Look at the results, huh!
"Insert picture, result"

Content comparison of the hot, not open preview, straight men download Good python, try to put your hard disk fill ~ ~ ~

Crawler Combat "5" Send benefits! Python Gets the content on the sister graph

Related Article

Contact Us

The content source of this page is from Internet, which doesn't represent Alibaba Cloud's opinion; products and services mentioned on that page don't have any relationship with Alibaba Cloud. If the content of the page makes you feel confusing, please write us an email, we will handle the problem within 5 days after receiving your email.
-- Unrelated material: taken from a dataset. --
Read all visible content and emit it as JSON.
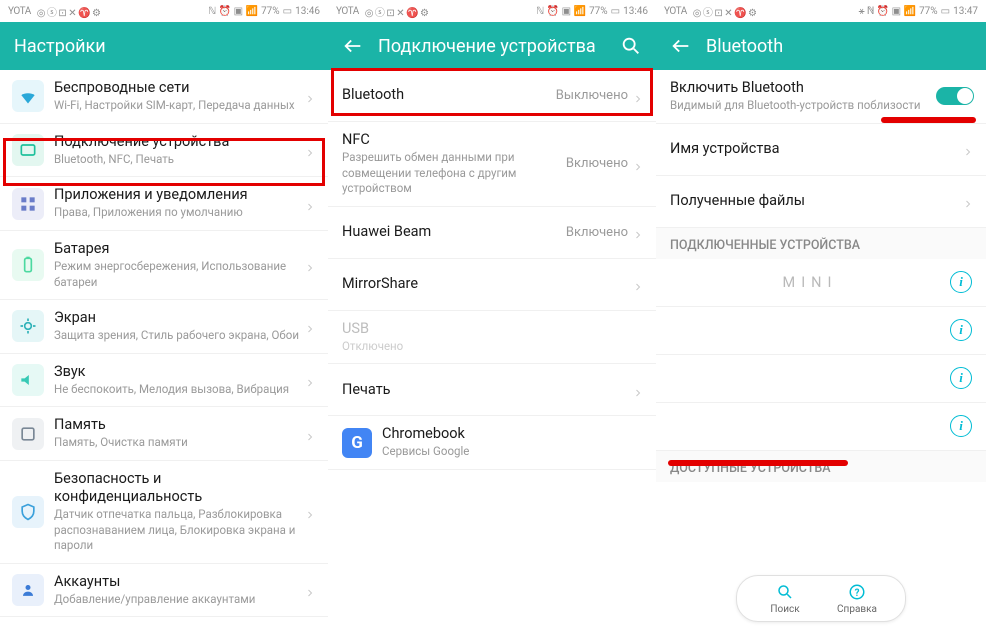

If you find any instances of plagiarism from the community, please send an email to: info-contact@alibabacloud.com and provide relevant evidence. A staff member will contact you within 5 working days.

A Free Trial That Lets You Build Big!

Start building with 50+ products and up to 12 months usage for Elastic Compute Service

  • Sales Support

    1 on 1 presale consultation

  • After-Sales Support

    24/7 Technical Support 6 Free Tickets per Quarter Faster Response

  • Alibaba Cloud offers highly flexible support services tailored to meet your exact needs.